From the Petri dish in the controlled environment of a sterile laboratory to the faraway fields of another country, virtually anything can be the topic of scientific study. However, a University of Missouri religion professor found that if the researcher is a male fieldworker studying women, the situation can be challenging.

"The question of whether men can conduct field research on women ultimately will be determined by the quality and type of the data that they gather," said Robert M. Baum, professor, Religious Studies. "The subject matter of the field research will profoundly shape the possibilities of success. For example, access to women's ritual spaces and esoteric knowledge may be too restricted for male researchers. Research on female religious leaders whose teachings are designed for both men and women and who preside over mixed congregations will be far more fruitful for men to conduct."

His conclusions about male researchers studying female subjects are based on his extensive observations of the Diola (pronounced joe-la) people. Baum has been traveling to southwestern Senegal on the African continent and conducting field research among the Diola communities, approximately 600,000 people, for more than 30 years. The modern Diola are primarily rice farmers.

Initially, Baum's work focused on pre-colonial Diola religious history during the era of the Atlantic slave trade, a period when there were male prophets. Later in his research, Baum studied the work and influence of Diola female prophets who began appearing after the French and Portuguese conquest of Diola lands in the late 1800s.

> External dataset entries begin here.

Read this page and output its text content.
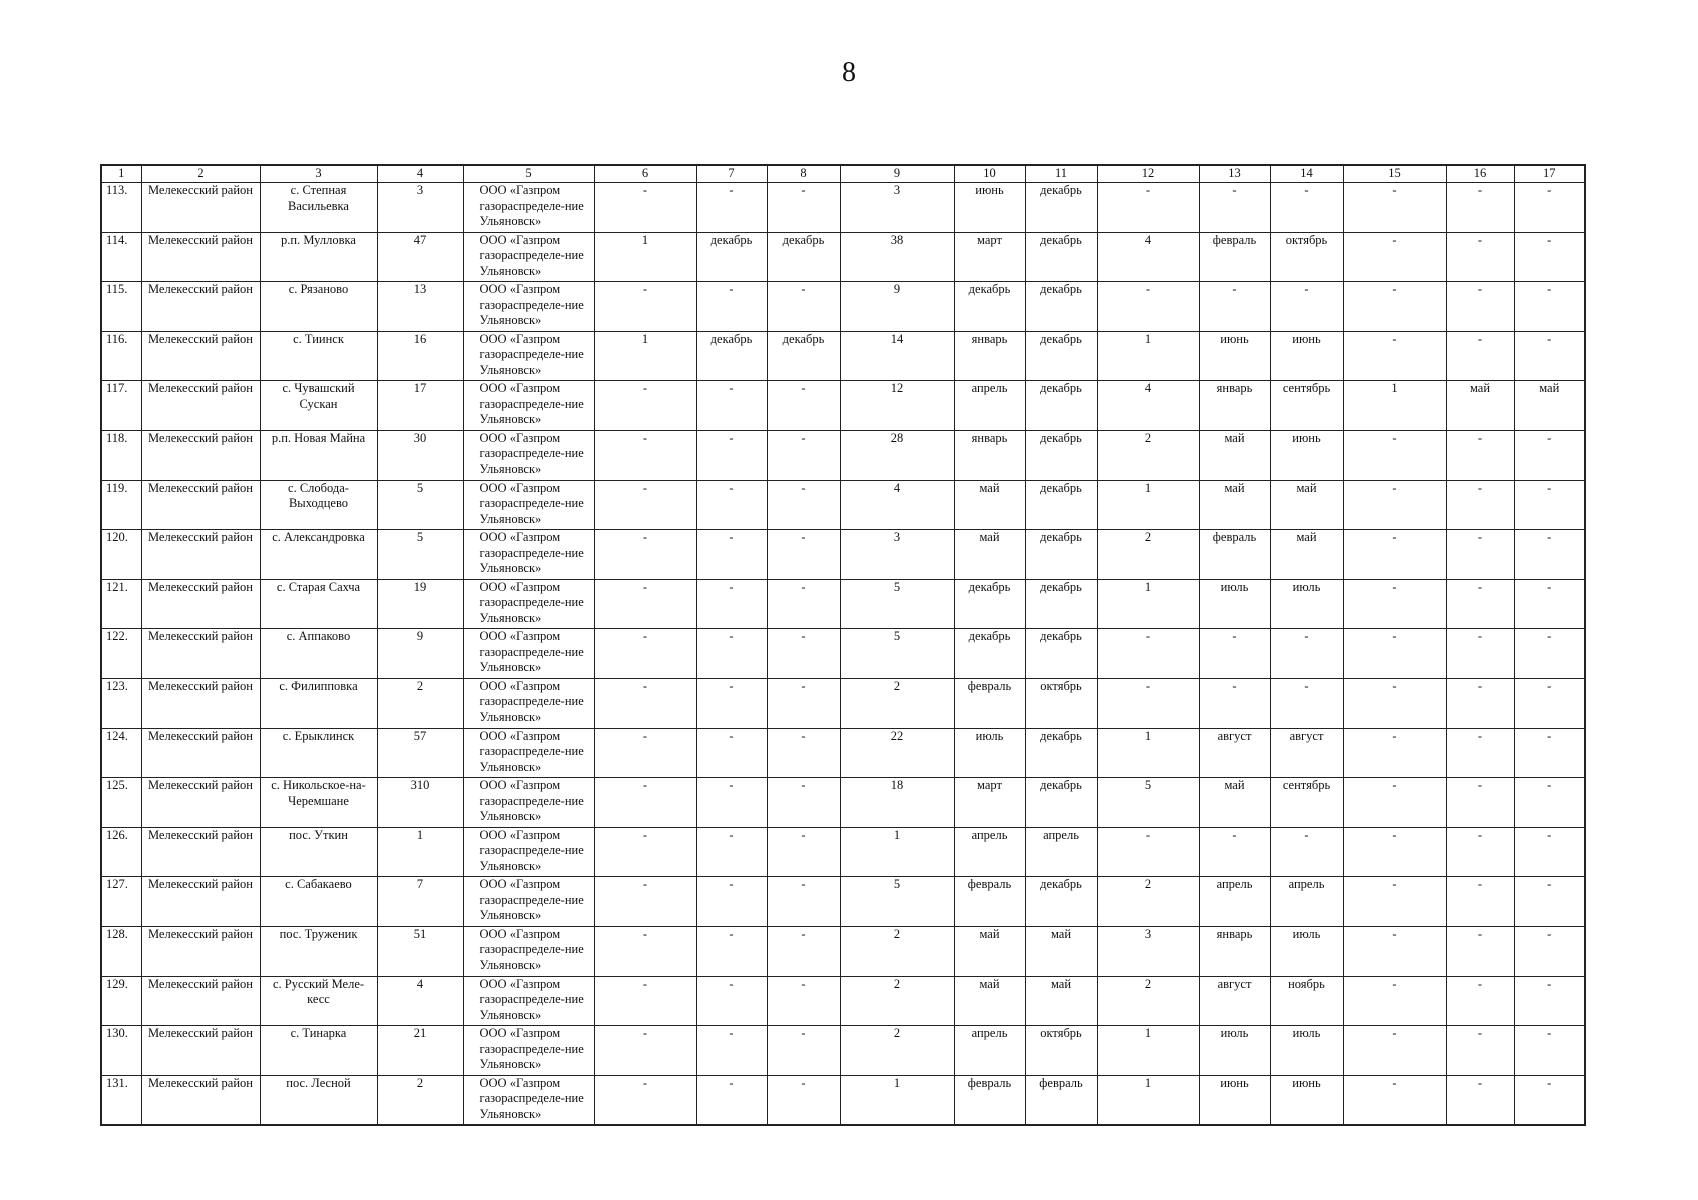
8
1	2	3	4	5	6	7	8	9	10	11	12	13	14	15	16	17
113.	Мелекесский район	с. Степная Васильевка	3	ООО «Газпром газораспределе-ние Ульяновск»	-	-	-	3	июнь	декабрь	-	-	-	-	-	-
114.	Мелекесский район	р.п. Мулловка	47	ООО «Газпром газораспределе-ние Ульяновск»	1	декабрь	декабрь	38	март	декабрь	4	февраль	октябрь	-	-	-
115.	Мелекесский район	с. Рязаново	13	ООО «Газпром газораспределе-ние Ульяновск»	-	-	-	9	декабрь	декабрь	-	-	-	-	-	-
116.	Мелекесский район	с. Тиинск	16	ООО «Газпром газораспределе-ние Ульяновск»	1	декабрь	декабрь	14	январь	декабрь	1	июнь	июнь	-	-	-
117.	Мелекесский район	с. Чувашский Сускан	17	ООО «Газпром газораспределе-ние Ульяновск»	-	-	-	12	апрель	декабрь	4	январь	сентябрь	1	май	май
118.	Мелекесский район	р.п. Новая Майна	30	ООО «Газпром газораспределе-ние Ульяновск»	-	-	-	28	январь	декабрь	2	май	июнь	-	-	-
119.	Мелекесский район	с. Слобода-Выходцево	5	ООО «Газпром газораспределе-ние Ульяновск»	-	-	-	4	май	декабрь	1	май	май	-	-	-
120.	Мелекесский район	с. Александровка	5	ООО «Газпром газораспределе-ние Ульяновск»	-	-	-	3	май	декабрь	2	февраль	май	-	-	-
121.	Мелекесский район	с. Старая Сахча	19	ООО «Газпром газораспределе-ние Ульяновск»	-	-	-	5	декабрь	декабрь	1	июль	июль	-	-	-
122.	Мелекесский район	с. Аппаково	9	ООО «Газпром газораспределе-ние Ульяновск»	-	-	-	5	декабрь	декабрь	-	-	-	-	-	-
123.	Мелекесский район	с. Филипповка	2	ООО «Газпром газораспределе-ние Ульяновск»	-	-	-	2	февраль	октябрь	-	-	-	-	-	-
124.	Мелекесский район	с. Ерыклинск	57	ООО «Газпром газораспределе-ние Ульяновск»	-	-	-	22	июль	декабрь	1	август	август	-	-	-
125.	Мелекесский район	с. Никольское-на-Черемшане	310	ООО «Газпром газораспределе-ние Ульяновск»	-	-	-	18	март	декабрь	5	май	сентябрь	-	-	-
126.	Мелекесский район	пос. Уткин	1	ООО «Газпром газораспределе-ние Ульяновск»	-	-	-	1	апрель	апрель	-	-	-	-	-	-
127.	Мелекесский район	с. Сабакаево	7	ООО «Газпром газораспределе-ние Ульяновск»	-	-	-	5	февраль	декабрь	2	апрель	апрель	-	-	-
128.	Мелекесский район	пос. Труженик	51	ООО «Газпром газораспределе-ние Ульяновск»	-	-	-	2	май	май	3	январь	июль	-	-	-
129.	Мелекесский район	с. Русский Меле-кесс	4	ООО «Газпром газораспределе-ние Ульяновск»	-	-	-	2	май	май	2	август	ноябрь	-	-	-
130.	Мелекесский район	с. Тинарка	21	ООО «Газпром газораспределе-ние Ульяновск»	-	-	-	2	апрель	октябрь	1	июль	июль	-	-	-
131.	Мелекесский район	пос. Лесной	2	ООО «Газпром газораспределе-ние Ульяновск»	-	-	-	1	февраль	февраль	1	июнь	июнь	-	-	-
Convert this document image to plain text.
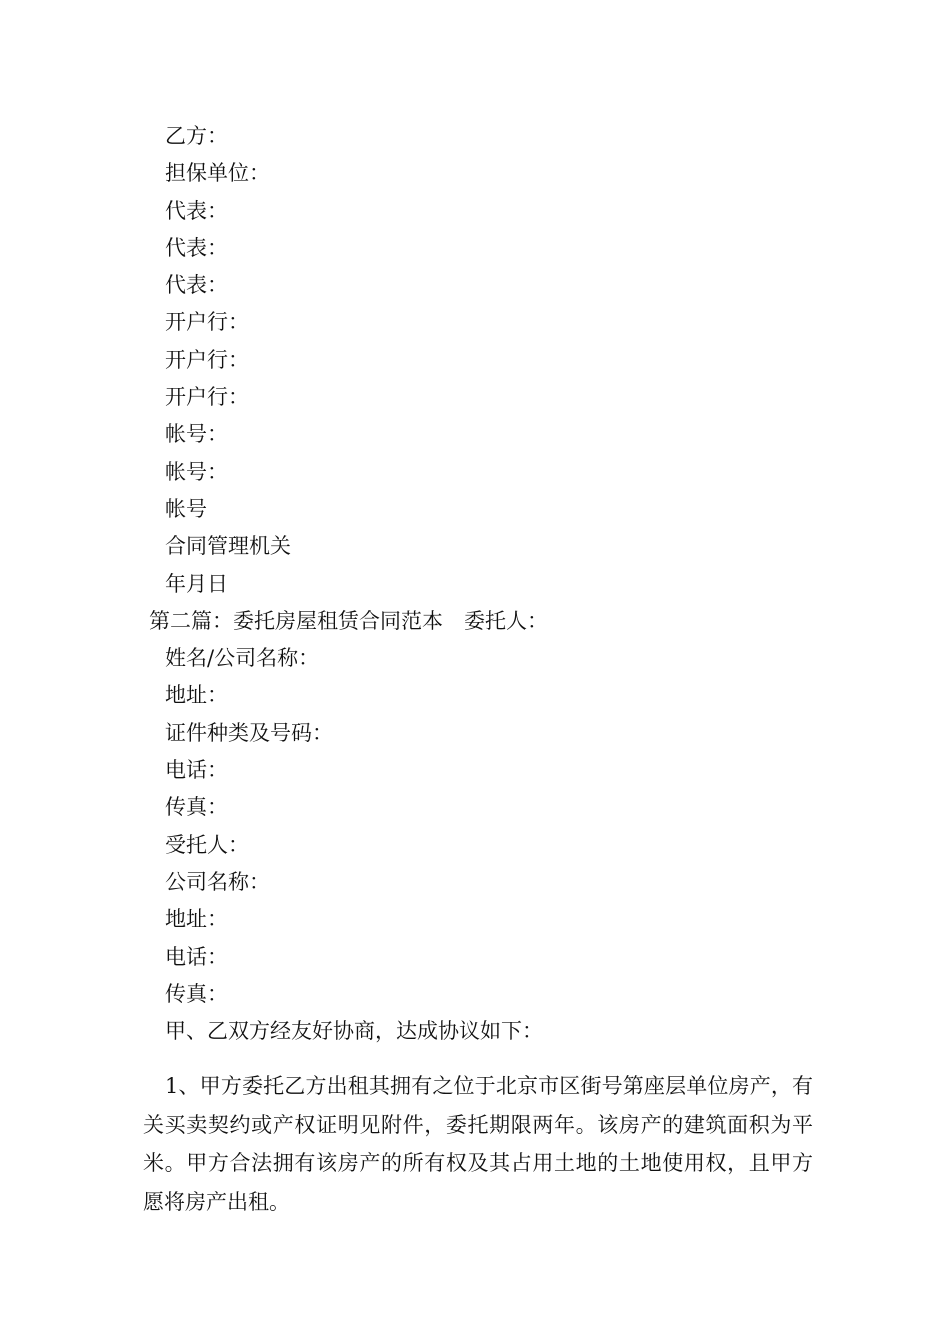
乙方：
担保单位：
代表：
代表：
代表：
开户行：
开户行：
开户行：
帐号：
帐号：
帐号
合同管理机关
年月日
第二篇：委托房屋租赁合同范本　委托人：
姓名/公司名称：
地址：
证件种类及号码：
电话：
传真：
受托人：
公司名称：
地址：
电话：
传真：
甲、乙双方经友好协商，达成协议如下：

1、甲方委托乙方出租其拥有之位于北京市区街号第座层单位房产，有关买卖契约或产权证明见附件，委托期限两年。该房产的建筑面积为平米。甲方合法拥有该房产的所有权及其占用土地的土地使用权，且甲方愿将房产出租。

As he spent time in the Diola culture and grew older, Baum increasingly was given access to male religious elders and their shrines. Despite his improving social status, he found it was more difficult to study the rites and sacred places of women.

"My participation in the initiation of a new rain priest in January 1975, and my decision to perform a sacred dance with other men in the community, marked a decisive turning point in my fieldwork," Baum said. "This did not, however, provide a similar opening at the various women's shrines."

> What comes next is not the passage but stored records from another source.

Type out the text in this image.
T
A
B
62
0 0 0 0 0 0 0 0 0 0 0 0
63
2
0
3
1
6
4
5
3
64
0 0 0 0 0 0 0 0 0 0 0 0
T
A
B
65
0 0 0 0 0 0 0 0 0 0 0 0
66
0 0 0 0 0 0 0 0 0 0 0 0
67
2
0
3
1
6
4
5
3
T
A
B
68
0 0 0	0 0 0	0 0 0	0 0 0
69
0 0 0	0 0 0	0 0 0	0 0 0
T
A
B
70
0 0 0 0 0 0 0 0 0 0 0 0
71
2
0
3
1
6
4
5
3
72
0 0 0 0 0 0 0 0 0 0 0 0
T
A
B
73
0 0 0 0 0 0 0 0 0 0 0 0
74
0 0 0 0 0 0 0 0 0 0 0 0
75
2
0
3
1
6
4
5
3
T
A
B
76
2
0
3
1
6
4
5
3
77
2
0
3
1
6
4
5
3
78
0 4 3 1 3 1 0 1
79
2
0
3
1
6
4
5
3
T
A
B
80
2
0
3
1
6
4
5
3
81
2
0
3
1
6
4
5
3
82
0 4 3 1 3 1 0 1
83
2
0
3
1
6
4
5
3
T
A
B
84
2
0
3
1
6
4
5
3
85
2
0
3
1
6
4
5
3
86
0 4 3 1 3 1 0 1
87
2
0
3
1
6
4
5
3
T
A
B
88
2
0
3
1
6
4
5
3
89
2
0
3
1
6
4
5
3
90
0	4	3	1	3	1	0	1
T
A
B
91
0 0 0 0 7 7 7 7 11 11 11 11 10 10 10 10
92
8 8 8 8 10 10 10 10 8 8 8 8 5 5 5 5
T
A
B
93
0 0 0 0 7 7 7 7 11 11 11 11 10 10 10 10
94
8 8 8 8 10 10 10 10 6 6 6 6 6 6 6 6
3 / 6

Baum said the most difficult topic to interview the women about was the primary women's fertility shrine, Ehugna, which was only accessible to women who had given birth. The most powerful female religious leader refused to be interviewed about anything related to her shrine.

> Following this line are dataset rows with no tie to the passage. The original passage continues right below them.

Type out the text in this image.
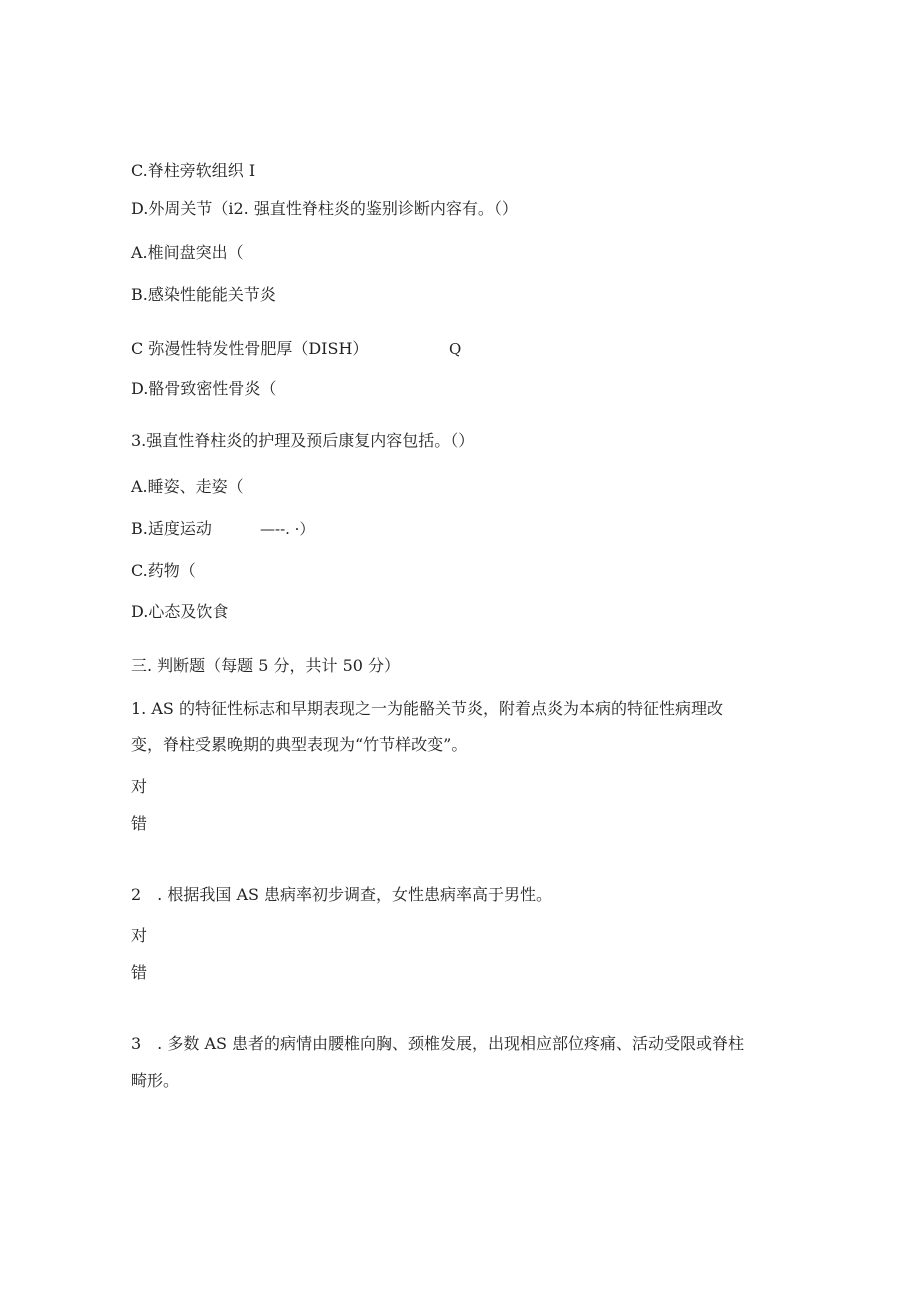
C.脊柱旁软组织 I
D.外周关节（i2. 强直性脊柱炎的鉴别诊断内容有。（）
A.椎间盘突出（
B.感染性能能关节炎
C 弥漫性特发性骨肥厚（DISH）	Q
D.骼骨致密性骨炎（
3.强直性脊柱炎的护理及预后康复内容包括。（）
A.睡姿、走姿（
B.适度运动	—--. ·）
C.药物（
D.心态及饮食
三. 判断题（每题 5 分，共计 50 分）
1. AS 的特征性标志和早期表现之一为能骼关节炎，附着点炎为本病的特征性病理改
变，脊柱受累晚期的典型表现为“竹节样改变”。
对
错
2　. 根据我国 AS 患病率初步调查，女性患病率高于男性。
对
错
3　. 多数 AS 患者的病情由腰椎向胸、颈椎发展，出现相应部位疼痛、活动受限或脊柱
畸形。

"She told me that the day I give birth to a child, I should come to her and she would explain everything about Ehugna," Baum said. "That night, I dreamed I was pregnant. I told her about the dream; she laughed and said it was not good enough."

Baum was able to collect information for his study of the Diola through a gradually widening network of women. This information was restricted, however, because they taught him only what was permissible for men to know.

"There are limits to this knowledge," Baum said. "I could not attend the women's fertility shrine, which is the focal point of women's ritual lives. If I had gone to the maternity house, which is where young women receive their final instruction on what it means to be a woman in Diola society, I would have been ostracized from the men's shrines and societies. Many Diola consider men visiting the maternity house a serious violation that could result in death."

When granted the rare interview with a Diola prophetess, Baum was not permitted to take notes or use a recording device, but he had to rely on memory to recall the often hours-long sessions. The prophetess would speak freely of rain shrines and community oriented teachings, but was not willing to comment on her sacred work associated with Ehugna - no men allowed.

Baum's study, "From a Boy Not Seeking a Wife to a Man Discussing Prophetic Women, A Male Fieldworker Among Diola Women in Senegal 1974-2005," was recently published in the journal Men and Masculinities.